Spain emerged as the most represented jurisdiction in the latest membership wave, with ABANCA, Banco Sabadell, Bankinter, Cecabank and Kutxabank all joining. The country has separately shown the strongest retail uptake of Circle’s EURC, making it a natural focal point for euro-denominated blockchain payments. Italy added two new members, while France, Sweden, Greece, the Netherlands, Finland and Ireland each contributed two more institutions. The diversified roll-call strengthens the consortium’s ambition to deliver a unified MiCA-regulated rail despite recent comments from ECB President Christine Lagarde arguing that private stablecoins are not the right vehicle for advancing the euro’s global standing.

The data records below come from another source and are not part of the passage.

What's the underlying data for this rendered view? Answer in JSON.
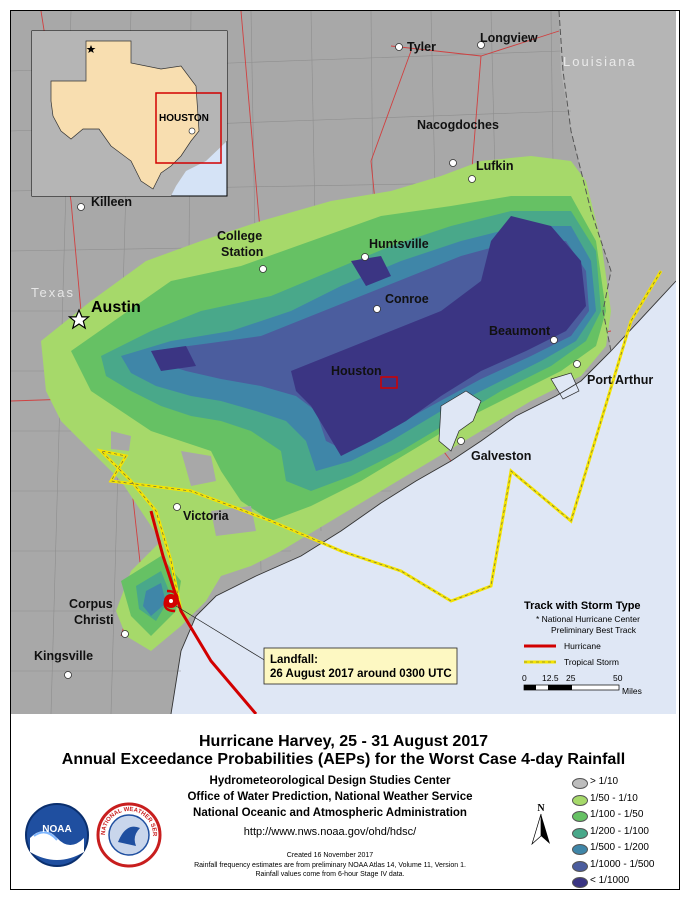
{
  "title_line1": "Hurricane Harvey, 25 - 31 August 2017",
  "title_line2": "Annual Exceedance Probabilities (AEPs) for the Worst Case 4-day Rainfall",
  "org_lines": [
    "Hydrometeorological Design Studies Center",
    "Office of Water Prediction, National Weather Service",
    "National Oceanic and Atmospheric Administration"
  ],
  "url": "http://www.nws.noaa.gov/ohd/hdsc/",
  "created": "Created 16 November 2017",
  "note1": "Rainfall frequency estimates are from preliminary NOAA Atlas 14, Volume 11, Version 1.",
  "note2": "Rainfall values come from 6-hour Stage IV data.",
  "map": {
    "cities": {
      "tyler": "Tyler",
      "longview": "Longview",
      "nacogdoches": "Nacogdoches",
      "lufkin": "Lufkin",
      "killeen": "Killeen",
      "college": "College",
      "station": "Station",
      "huntsville": "Huntsville",
      "austin": "Austin",
      "conroe": "Conroe",
      "beaumont": "Beaumont",
      "houston": "Houston",
      "port_arthur": "Port Arthur",
      "galveston": "Galveston",
      "victoria": "Victoria",
      "corpus": "Corpus",
      "christi": "Christi",
      "kingsville": "Kingsville"
    },
    "states": {
      "louisiana": "Louisiana",
      "texas": "Texas"
    },
    "inset_label": "HOUSTON",
    "landfall_title": "Landfall:",
    "landfall_text": "26 August 2017 around 0300 UTC",
    "track": {
      "title": "Track with Storm Type",
      "note1": "* National Hurricane Center",
      "note2": "Preliminary Best Track",
      "hurricane": "Hurricane",
      "tropical_storm": "Tropical Storm"
    },
    "scale": {
      "ticks": [
        "0",
        "12.5",
        "25",
        "50"
      ],
      "unit": "Miles"
    },
    "north": "N"
  },
  "legend": {
    "items": [
      {
        "label": "> 1/10",
        "color": "#bdbdbd"
      },
      {
        "label": "1/50 - 1/10",
        "color": "#a6d96a"
      },
      {
        "label": "1/100 - 1/50",
        "color": "#66c164"
      },
      {
        "label": "1/200 - 1/100",
        "color": "#49a88a"
      },
      {
        "label": "1/500 - 1/200",
        "color": "#3f86a8"
      },
      {
        "label": "1/1000 - 1/500",
        "color": "#4b5d9e"
      },
      {
        "label": "< 1/1000",
        "color": "#3b3583"
      }
    ]
  },
  "logos": {
    "noaa": "NOAA",
    "nws": "NATIONAL WEATHER SERVICE"
  }
}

Prop trading platforms tailored to crypto are gaining traction as more retail participants seek leverage without committing meaningful personal capital. Eightcap Challenges, a broker-owned funded-trader programme, allows traders to access simulated $50,000 accounts after passing an evaluation phase, with successful participants keeping 80% to 90% of profits earned in the funded stage. The platform supports MT4, MT5, TradeLocker and TradingView execution across roughly 150 pairs that include majors such as Bitcoin alongside top liquid tokens. Chief Executive Adam Bock said the model lowers the barrier for disciplined strategies without forcing traders to expose significant own capital to market drawdowns.

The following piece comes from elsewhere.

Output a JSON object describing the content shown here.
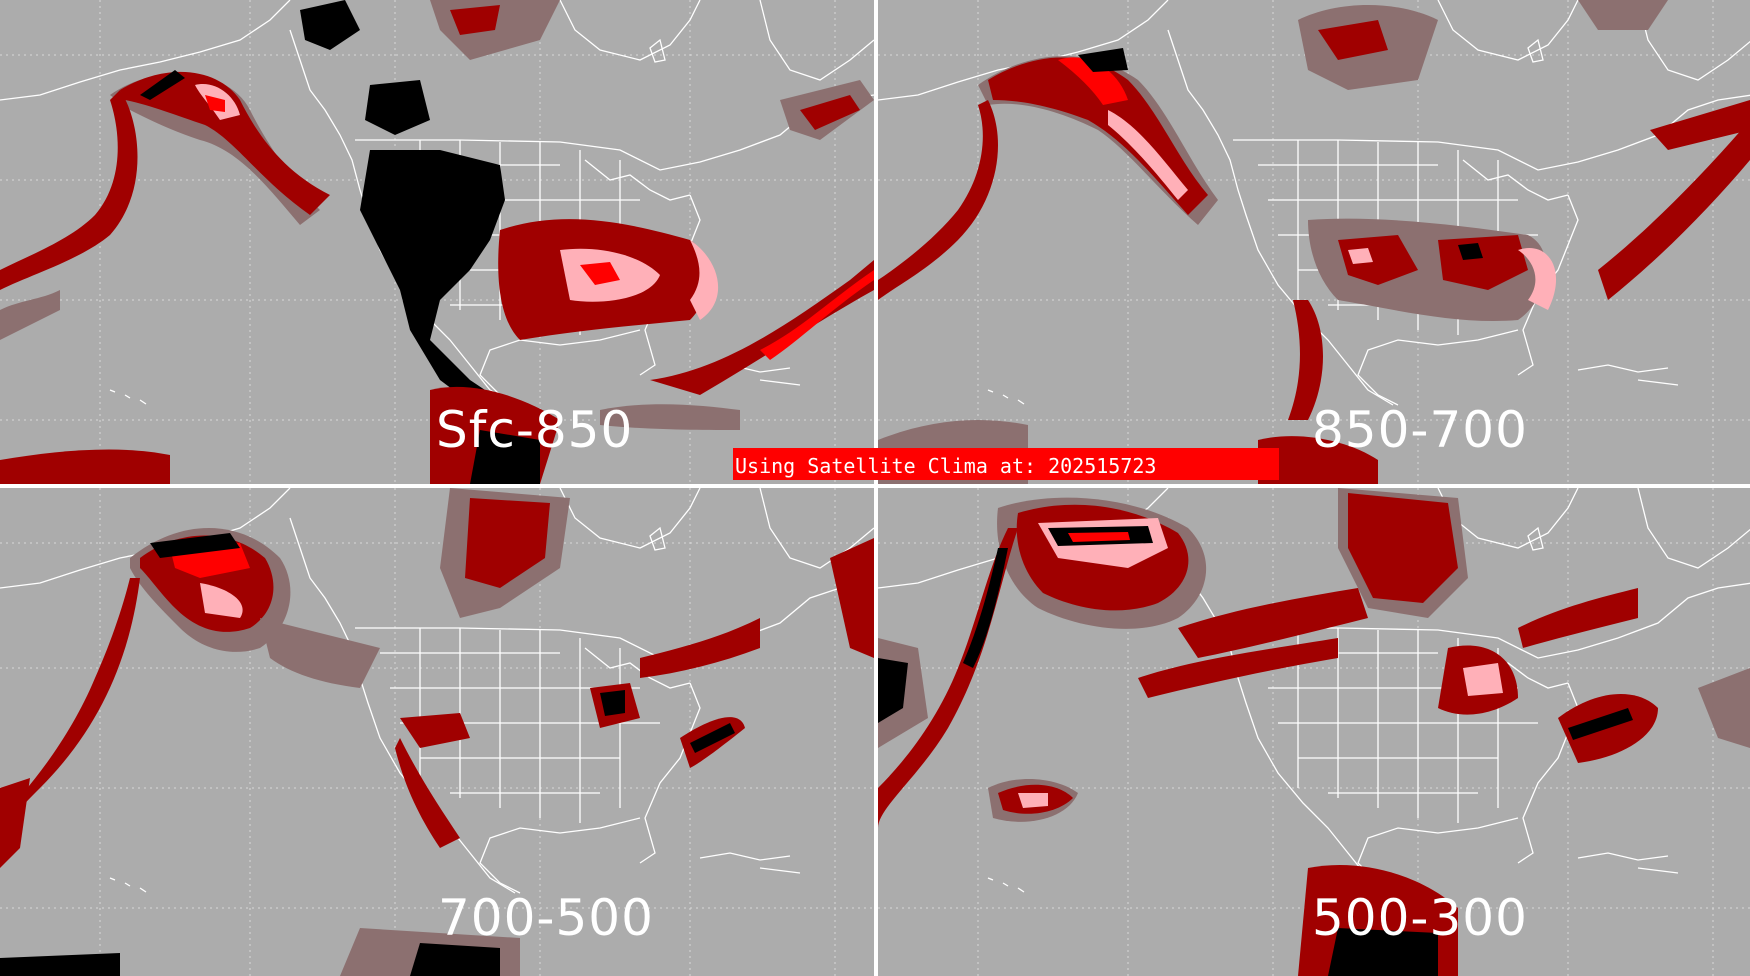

The platform’s 2026 roadmap includes the launch of futures trading, a dedicated crypto-only challenge and a new front-end platform aimed at active altcoin traders. Bock highlighted growing demand from users who already trade on centralised venues but want larger position sizing without recapitalising their accounts. The funded-account model has drawn scrutiny over evaluation-fee revenue, yet broker-backed providers argue that real-broker execution and transparent payout structures separate them from earlier speculative challenge programmes. Talks around on-chain payout verification and crypto-native deposits have also accelerated within the segment, signalling tighter convergence between traditional prop trading rails and digital-asset infrastructure.

The Bank of England signalled a deeper pivot toward tokenized finance, with Deputy Governor for Financial Stability Sarah Breeden outlining a strategy that places shared-ledger technology at the centre of the UK’s payment modernisation. Speaking at City Week 2026 in London, Breeden said the future retail system should feature multiple interchangeable forms of money, including tokenized bank deposits, regulated stablecoins and a potential retail central bank digital currency. She added that smart contract automation could materially reduce settlement friction. The remarks position the central bank closer to applied DeFi primitives than at any prior point in its public messaging.

The central bank plans to publish draft rules for systemic stablecoins next month and finalise them before the end of 2026, with temporary issuance caps under consideration to manage early adoption risks. Breeden confirmed that 16 firms — including Euroclear, HSBC and the London Stock Exchange Group — are preparing to go live on the Bank-FCA Digital Securities Sandbox from late 2026. The sandbox, which runs until January 2029, permits live trading venues and settlement systems for tokenized securities, opening a regulated path for institutional DEX-style infrastructure to operate alongside conventional exchanges within the UK perimeter.

The week’s events sketch a clear narrative arc: regulated digital money is moving from theoretical white paper into active institutional build-out. European banks are coalescing around a MiCA-compliant euro stablecoin, the Bank of England is codifying rails for tokenized deposits, and even the trader-tooling layer is reorienting around crypto-native flows. Each development carries the same signal — incumbents are no longer competing with stablecoins and tokenized assets but absorbing them into traditional financial plumbing. The dominant theme this cycle is structural assimilation, with jurisdictional regulators racing to define the rules before private rails define them first.